When thinking of these people who worked on the great cathedrals of Europe or the temples of the East or any building that stands now to house the experience of spirit, I wonder about myself.  As I do my daily practice, I feel as a worker placing the stones one by one to build a wall of the inner chamber, or as an artisan carving the gargoyles over the choir loft.   Will I transcend the labor to experience spirit?  I think I have such experiences, but can I live this throughout the days of my life?

I think often of a man called Dr. Mikao Usui and the search for him.  I wonder what is being sought?  The personality?  Reassurance that someone did not just make everything up in their need to make money?  A way to relate to the foundations of the practice?  I see him as a man who wished to connect to the essence of human spirit so strongly that its wholeness manifested in others—what some call the healing of Jesus.  

In his search for the way to the essence, Usui simply put one foot in front of the other, doing the next step as it came to him.  As he kept going, he was blessed by the grace of discovery, or perhaps he had the courage to put into practice what he felt inside, no matter what others thought of him or what occurred in his seeking.  As a result of whatever happened, we have the gift of the connection to Reiki.  

How then do we honor him and his path?  How do we contribute to the practice and assure the continuation of the practice?  By putting one foot in front of the other.  By taking each step of our lives as they come to us with the same conviction.  By respecting his privacy and his spiritual journey.  By understanding that it is within each of us to do the same thing he did, but we don’t have to do that exact path.  We have the opportunity to walk our own.  

Will we stand back in a few decades and see what is being built?  Will it be a space created for the experience of spirit?  Will the community be one of living the precepts?  Will we be affected by the accumulation of all who practice?  The answer to these questions lies in each of us, within the spirit of our own practice and attitude.

Our legacy from Mikao Usui seems to me to be the importance of keeping to our own search, to finding the answer to the ultimate questions of life.  How can we transcend the mortal, relative life and move into the realms of oneness?  He gave me his transcendent experience in the form of a practice that has been developed over the last one hundred years.  This is enough for me.  

As I practice, I see more and more of my life being dedicated to this search for myself.  I see this time ahead for me as an opportunity for me to pay attention to myself, my own search, and my own practice.  

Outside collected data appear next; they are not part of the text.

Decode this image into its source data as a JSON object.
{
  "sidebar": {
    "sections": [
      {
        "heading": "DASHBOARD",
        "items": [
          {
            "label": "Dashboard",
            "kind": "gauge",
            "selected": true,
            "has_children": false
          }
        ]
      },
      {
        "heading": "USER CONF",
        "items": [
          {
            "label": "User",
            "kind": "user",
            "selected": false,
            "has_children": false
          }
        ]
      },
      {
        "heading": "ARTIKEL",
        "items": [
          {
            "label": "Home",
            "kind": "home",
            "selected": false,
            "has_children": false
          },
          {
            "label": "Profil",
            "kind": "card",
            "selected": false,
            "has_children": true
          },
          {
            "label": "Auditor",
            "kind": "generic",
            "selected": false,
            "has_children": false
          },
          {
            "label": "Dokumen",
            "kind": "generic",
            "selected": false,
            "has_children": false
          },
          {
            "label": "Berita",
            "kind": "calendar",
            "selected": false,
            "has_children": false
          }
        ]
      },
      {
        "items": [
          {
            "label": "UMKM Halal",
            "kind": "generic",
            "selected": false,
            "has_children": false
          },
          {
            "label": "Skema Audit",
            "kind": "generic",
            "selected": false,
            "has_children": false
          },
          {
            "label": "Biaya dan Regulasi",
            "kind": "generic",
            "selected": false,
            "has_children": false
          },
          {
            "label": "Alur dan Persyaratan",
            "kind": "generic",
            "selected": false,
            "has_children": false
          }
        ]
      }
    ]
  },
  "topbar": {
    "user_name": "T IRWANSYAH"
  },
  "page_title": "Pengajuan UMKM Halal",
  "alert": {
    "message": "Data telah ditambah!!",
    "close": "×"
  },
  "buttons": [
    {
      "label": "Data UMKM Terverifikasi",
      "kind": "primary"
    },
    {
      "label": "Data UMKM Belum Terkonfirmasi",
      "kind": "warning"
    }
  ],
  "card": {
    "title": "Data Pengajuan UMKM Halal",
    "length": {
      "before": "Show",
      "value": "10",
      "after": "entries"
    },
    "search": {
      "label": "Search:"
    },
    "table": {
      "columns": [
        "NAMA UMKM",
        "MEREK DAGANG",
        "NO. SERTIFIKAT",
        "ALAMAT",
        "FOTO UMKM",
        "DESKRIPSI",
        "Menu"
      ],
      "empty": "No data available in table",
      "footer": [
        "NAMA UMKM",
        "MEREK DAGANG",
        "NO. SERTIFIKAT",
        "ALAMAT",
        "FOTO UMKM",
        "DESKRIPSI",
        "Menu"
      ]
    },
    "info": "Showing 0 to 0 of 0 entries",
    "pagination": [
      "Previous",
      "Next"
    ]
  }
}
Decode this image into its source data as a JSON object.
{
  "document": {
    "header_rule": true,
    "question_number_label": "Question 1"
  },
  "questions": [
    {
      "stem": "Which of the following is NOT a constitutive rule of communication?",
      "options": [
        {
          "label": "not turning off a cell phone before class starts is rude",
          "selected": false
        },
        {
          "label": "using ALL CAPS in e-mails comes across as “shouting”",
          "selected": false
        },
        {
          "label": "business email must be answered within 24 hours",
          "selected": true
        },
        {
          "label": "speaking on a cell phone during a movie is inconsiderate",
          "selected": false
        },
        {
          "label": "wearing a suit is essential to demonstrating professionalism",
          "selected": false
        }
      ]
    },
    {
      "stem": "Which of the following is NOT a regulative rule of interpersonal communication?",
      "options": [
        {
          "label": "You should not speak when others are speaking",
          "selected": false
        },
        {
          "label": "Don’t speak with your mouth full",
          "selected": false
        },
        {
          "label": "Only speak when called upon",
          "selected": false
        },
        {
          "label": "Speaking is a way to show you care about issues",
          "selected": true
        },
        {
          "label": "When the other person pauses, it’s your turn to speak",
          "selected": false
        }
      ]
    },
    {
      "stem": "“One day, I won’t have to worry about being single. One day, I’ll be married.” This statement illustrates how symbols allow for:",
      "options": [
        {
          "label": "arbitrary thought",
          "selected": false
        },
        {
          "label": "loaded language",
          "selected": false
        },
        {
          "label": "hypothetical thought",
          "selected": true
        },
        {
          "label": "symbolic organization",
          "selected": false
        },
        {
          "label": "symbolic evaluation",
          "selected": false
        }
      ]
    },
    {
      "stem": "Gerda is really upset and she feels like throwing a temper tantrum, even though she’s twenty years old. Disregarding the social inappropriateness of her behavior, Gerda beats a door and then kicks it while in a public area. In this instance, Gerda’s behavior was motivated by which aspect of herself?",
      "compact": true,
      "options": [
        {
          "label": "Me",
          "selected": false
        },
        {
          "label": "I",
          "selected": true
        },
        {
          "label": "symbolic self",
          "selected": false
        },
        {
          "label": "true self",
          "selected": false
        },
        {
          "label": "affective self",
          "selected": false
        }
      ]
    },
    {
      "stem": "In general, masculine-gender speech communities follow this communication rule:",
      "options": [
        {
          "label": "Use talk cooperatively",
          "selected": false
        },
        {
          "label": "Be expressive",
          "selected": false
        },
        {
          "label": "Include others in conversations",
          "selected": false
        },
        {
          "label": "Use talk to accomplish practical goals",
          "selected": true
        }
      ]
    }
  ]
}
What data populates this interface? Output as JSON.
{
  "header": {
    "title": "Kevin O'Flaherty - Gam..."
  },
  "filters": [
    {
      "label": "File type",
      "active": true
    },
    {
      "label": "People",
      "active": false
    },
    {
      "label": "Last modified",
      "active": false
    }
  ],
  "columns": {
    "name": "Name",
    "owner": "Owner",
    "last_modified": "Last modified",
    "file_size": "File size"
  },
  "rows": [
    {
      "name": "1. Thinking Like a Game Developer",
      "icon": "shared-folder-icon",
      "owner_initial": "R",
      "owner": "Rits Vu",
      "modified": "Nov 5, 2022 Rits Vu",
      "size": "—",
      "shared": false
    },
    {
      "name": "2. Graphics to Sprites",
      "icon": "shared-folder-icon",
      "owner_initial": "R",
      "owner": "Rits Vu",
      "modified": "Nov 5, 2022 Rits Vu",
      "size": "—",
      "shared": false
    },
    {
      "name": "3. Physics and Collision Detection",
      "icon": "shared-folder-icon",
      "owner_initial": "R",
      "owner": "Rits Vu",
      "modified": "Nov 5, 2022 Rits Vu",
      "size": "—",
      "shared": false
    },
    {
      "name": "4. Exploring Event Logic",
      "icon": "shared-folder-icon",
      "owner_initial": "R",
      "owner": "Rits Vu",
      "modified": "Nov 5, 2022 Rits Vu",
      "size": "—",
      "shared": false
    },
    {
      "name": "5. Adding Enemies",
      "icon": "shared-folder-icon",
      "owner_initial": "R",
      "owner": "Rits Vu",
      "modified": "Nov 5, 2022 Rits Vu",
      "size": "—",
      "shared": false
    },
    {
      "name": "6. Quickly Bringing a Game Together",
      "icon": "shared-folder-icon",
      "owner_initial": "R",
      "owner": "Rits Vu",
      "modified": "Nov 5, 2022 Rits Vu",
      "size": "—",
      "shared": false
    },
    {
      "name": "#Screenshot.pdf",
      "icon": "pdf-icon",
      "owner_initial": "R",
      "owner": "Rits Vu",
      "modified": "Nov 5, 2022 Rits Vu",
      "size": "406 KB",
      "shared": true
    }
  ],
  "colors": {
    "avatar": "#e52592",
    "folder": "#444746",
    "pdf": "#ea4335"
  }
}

Already I look back and see the great gifts I have received from traveling and from meeting people from so many cultures who choose this path for themselves.  As I speak and hear their questions, I see that we are all on the same path and share the same experiences.  These all come from one man’s search—a search that echoes the call in each of us through the ages to find the source of peace within the soul, the ultimate healing.